А еще однажды Маргарита, как бы играя в как бы прятки, приговаривая ласковым голосом, усадила меня в неизвестного назначения ящик, неколебимо стоящий в соседнем подъезде у дверей сурового и даже немножко зловещего писателя Мельникова. Потом Маргарита прихлопнула меня крышкой, по-ведьминому расхохоталась и убежала в светлый день, шлепая "вьетнамками".

Я кротко сидела в ящике. Он пах кислым, пряным, квашеным. От этого очень хотелось есть, но есть было нечего. Тогда я спешно переключилась и начала радоваться. Радовалась я, помнится, тому, что теперь-то никто меня не найдет и не скажет, что мне водить. Водить я не умела - по рассеянности и близорукости, прятаться не умела тоже, и не было еще игры, чтоб меня не "застукали" или чтоб "застукала" я. Потому на моем "вождении" прятки обычно заканчивались: всем надоедало сидеть бестолку в сирени или в подъезде.
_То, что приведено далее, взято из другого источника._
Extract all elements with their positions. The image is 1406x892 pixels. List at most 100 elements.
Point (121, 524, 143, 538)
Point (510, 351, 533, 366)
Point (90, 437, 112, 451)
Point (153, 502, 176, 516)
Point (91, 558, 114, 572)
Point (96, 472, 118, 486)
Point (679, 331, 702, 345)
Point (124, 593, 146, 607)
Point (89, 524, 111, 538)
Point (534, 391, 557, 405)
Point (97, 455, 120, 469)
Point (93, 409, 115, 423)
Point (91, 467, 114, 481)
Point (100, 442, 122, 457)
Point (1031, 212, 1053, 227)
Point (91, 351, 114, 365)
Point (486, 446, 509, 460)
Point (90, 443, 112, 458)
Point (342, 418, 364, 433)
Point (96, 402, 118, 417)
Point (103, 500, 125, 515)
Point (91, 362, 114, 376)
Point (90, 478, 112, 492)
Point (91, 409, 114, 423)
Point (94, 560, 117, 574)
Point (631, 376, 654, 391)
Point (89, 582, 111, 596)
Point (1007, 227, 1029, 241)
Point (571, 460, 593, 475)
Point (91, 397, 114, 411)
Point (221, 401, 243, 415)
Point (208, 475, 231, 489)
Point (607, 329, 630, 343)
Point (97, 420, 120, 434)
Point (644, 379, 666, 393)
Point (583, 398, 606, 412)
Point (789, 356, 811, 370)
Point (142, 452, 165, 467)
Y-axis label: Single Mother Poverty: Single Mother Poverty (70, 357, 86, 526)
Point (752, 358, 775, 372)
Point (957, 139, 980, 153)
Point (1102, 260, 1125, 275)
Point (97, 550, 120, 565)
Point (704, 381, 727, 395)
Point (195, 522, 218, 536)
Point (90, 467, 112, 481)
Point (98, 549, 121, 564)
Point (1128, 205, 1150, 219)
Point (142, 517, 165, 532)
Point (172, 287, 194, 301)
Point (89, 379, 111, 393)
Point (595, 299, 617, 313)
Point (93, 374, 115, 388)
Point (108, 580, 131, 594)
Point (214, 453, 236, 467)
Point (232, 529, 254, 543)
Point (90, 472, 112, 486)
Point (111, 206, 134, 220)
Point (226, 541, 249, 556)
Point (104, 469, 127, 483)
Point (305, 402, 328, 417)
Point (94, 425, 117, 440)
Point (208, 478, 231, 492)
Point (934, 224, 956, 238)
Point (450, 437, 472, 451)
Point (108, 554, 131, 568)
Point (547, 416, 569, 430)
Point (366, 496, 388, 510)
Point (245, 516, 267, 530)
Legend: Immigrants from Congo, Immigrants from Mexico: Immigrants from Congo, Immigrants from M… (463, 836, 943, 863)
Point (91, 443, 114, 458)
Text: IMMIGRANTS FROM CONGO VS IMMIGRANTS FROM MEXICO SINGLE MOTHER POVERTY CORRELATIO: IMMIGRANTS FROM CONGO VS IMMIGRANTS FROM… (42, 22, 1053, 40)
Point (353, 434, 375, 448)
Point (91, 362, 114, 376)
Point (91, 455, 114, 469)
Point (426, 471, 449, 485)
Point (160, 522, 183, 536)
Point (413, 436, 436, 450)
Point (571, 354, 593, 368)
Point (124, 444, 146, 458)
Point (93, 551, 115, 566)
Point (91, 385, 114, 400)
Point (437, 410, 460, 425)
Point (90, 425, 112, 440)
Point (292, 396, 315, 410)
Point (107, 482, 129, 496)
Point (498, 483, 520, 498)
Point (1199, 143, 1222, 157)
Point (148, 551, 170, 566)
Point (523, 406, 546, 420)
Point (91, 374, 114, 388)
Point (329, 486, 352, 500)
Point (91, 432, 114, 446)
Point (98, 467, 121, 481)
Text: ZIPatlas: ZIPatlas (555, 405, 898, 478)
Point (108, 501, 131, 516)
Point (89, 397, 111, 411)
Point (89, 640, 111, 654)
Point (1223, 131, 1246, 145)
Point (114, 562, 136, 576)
Я же с упорством маньяка всегда пряталась за одним и тем же деревом. Видимо, этим редкостным постоянством и объяснялась моя неудачливость в игре, потому что водила, торопливо досчитав до ста "десятками" - (... десять, двадцать, тридцать, сорок...) и еще глаз не открыв, радостно кричал:

"Наташка, вылезай из-за своей липы!"

Зато теперь никто и никогда не догадается - молодец, Маргарита! - никто и никогда не найдет меня, никто и ни...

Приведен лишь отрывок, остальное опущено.